B. LES NOMBREUX APPORTS DE L'ASSEMBLÉE NATIONALE

A l'initiative, le plus souvent, du rapporteur de leur commission des lois, M. Dominique Raimbourg, les députés ont très sensiblement enrichi le contenu du projet de loi, sans pour autant en dénaturer la portée.

Celui-ci compte, au terme de son examen par l'Assemblée nationale, 51 articles .

1. Les modifications apportées aux dispositions du projet de loi

Outre des améliorations formelles, les députés ont apporté plusieurs modifications de portée inégale aux articles du projet de loi initial.

A l'article 4 , qui permet la « césure » du procès pénal pour réaliser des investigations sur la personnalité de l'auteur, l'Assemblée nationale a précisé que la juridiction pourrait, dès la première audience par laquelle elle se prononce sur la culpabilité de l'auteur des faits, allouer à la victime des dommages et intérêts . Elle a également prévu que les enquêtes de personnalité pourraient être indistinctement confiées au SPIP ou à une association habilitée, en fonction des conditions propres à la juridiction.
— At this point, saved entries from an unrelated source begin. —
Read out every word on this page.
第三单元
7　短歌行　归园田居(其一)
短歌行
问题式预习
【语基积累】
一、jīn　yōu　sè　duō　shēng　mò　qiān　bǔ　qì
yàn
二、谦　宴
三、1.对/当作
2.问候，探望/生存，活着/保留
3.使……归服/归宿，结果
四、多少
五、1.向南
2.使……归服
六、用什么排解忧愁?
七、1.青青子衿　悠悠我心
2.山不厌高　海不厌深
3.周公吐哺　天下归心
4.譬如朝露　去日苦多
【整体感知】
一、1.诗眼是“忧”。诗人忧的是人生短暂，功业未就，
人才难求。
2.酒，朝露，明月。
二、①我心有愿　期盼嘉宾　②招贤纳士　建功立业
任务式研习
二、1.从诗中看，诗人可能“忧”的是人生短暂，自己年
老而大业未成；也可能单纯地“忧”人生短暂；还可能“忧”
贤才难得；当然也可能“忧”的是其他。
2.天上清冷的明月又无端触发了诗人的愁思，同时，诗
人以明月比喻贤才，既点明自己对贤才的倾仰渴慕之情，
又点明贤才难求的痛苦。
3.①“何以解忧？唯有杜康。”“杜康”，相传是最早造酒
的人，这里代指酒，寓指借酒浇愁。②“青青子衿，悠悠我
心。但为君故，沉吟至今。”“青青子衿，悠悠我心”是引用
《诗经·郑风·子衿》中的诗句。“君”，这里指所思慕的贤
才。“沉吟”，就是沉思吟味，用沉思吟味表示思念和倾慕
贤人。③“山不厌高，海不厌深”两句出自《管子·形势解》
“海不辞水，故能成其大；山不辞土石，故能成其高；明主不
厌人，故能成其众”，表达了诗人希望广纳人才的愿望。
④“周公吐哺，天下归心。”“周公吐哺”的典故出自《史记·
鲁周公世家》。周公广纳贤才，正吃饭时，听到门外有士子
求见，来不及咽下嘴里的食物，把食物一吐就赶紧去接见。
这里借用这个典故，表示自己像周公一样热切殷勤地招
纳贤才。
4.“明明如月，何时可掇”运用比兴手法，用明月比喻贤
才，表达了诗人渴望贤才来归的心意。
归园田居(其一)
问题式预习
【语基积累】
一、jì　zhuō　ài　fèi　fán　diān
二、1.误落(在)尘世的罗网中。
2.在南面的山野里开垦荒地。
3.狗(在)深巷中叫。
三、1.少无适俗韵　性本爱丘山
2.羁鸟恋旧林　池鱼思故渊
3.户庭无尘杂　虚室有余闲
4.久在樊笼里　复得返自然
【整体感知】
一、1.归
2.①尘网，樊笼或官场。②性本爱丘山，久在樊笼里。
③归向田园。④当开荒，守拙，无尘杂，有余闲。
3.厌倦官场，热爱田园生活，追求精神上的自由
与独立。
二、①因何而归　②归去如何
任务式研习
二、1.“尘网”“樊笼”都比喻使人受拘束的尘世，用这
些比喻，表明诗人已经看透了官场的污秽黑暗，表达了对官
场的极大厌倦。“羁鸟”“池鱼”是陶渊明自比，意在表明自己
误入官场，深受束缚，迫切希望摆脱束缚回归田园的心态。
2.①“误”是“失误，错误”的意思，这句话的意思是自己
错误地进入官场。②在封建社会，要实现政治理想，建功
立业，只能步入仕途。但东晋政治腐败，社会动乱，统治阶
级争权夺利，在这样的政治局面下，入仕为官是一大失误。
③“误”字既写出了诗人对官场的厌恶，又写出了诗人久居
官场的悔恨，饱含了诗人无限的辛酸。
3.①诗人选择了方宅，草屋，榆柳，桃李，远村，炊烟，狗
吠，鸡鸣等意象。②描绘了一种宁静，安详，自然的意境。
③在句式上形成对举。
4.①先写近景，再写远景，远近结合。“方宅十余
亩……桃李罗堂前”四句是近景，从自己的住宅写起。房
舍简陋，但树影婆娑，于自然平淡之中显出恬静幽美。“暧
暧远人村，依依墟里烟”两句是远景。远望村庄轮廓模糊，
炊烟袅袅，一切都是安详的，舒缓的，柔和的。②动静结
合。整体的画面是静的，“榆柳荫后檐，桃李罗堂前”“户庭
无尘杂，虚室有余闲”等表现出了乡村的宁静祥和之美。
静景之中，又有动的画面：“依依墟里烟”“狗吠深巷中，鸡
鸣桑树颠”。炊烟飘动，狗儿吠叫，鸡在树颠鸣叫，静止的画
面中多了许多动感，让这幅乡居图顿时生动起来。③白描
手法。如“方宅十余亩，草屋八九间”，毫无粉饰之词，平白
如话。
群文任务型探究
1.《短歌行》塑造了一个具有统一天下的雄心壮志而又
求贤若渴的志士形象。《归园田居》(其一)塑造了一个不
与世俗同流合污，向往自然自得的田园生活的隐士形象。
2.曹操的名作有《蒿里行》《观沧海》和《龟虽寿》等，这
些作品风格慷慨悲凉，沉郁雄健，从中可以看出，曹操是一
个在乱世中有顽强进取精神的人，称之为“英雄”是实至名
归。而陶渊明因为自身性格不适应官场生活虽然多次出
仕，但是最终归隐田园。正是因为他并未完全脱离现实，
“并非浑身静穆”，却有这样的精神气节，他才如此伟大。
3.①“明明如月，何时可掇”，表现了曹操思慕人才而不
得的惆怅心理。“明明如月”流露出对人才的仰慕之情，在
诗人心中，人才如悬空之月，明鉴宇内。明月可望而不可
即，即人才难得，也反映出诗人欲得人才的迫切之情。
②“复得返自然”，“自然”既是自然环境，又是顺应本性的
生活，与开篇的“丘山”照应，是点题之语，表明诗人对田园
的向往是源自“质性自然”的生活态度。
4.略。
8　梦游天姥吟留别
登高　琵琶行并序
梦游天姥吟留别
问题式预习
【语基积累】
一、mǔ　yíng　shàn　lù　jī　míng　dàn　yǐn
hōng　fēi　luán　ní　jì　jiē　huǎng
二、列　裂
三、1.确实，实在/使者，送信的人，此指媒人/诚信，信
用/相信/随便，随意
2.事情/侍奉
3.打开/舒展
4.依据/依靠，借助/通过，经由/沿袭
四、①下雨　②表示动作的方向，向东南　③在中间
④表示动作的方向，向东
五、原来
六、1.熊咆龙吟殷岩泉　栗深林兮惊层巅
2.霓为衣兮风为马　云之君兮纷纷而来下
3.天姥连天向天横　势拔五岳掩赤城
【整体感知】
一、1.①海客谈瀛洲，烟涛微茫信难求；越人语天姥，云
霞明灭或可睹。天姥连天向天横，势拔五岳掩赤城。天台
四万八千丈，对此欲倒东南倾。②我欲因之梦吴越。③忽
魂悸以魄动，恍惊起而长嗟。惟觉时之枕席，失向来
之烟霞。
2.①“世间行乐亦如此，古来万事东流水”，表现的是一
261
Elle a sensiblement modifié l'économie de l'article 7 , qui revenait sur une disposition importante de la loi pénitentiaire. A l'initiative de sa commission des lois, elle a entièrement réécrit l'article afin de prévoir que toute personne condamnée à un an d'emprisonnement, que ce soit ou non en état de récidive légale, pourrait bénéficier d'un aménagement de peine ; ce quantum serait élevé à deux ans si la peine d'emprisonnement résulte d'un cumul de condamnations.

A l'article 8 , elle est, à l'issue de longs échanges avec le Gouvernement, parvenue à une solution de compromis concernant le champ de la contrainte pénale , qui serait réservée aux seuls délits punis de cinq ans d'emprisonnement jusqu'au 1 er janvier 2017, puis susceptible d'être prononcée pour tout délit à compter de cette date.

A l'article 9 , elle a notamment simplifié les modalités d'appel pour les ordonnances du JAP relatives à la contrainte pénale, mais conservé un système complexe de sanction des manquements aux obligations résultant de la contrainte pénale. Les députés ont également introduit davantage de contradictoire dans le processus d'exécution de cette nouvelle peine.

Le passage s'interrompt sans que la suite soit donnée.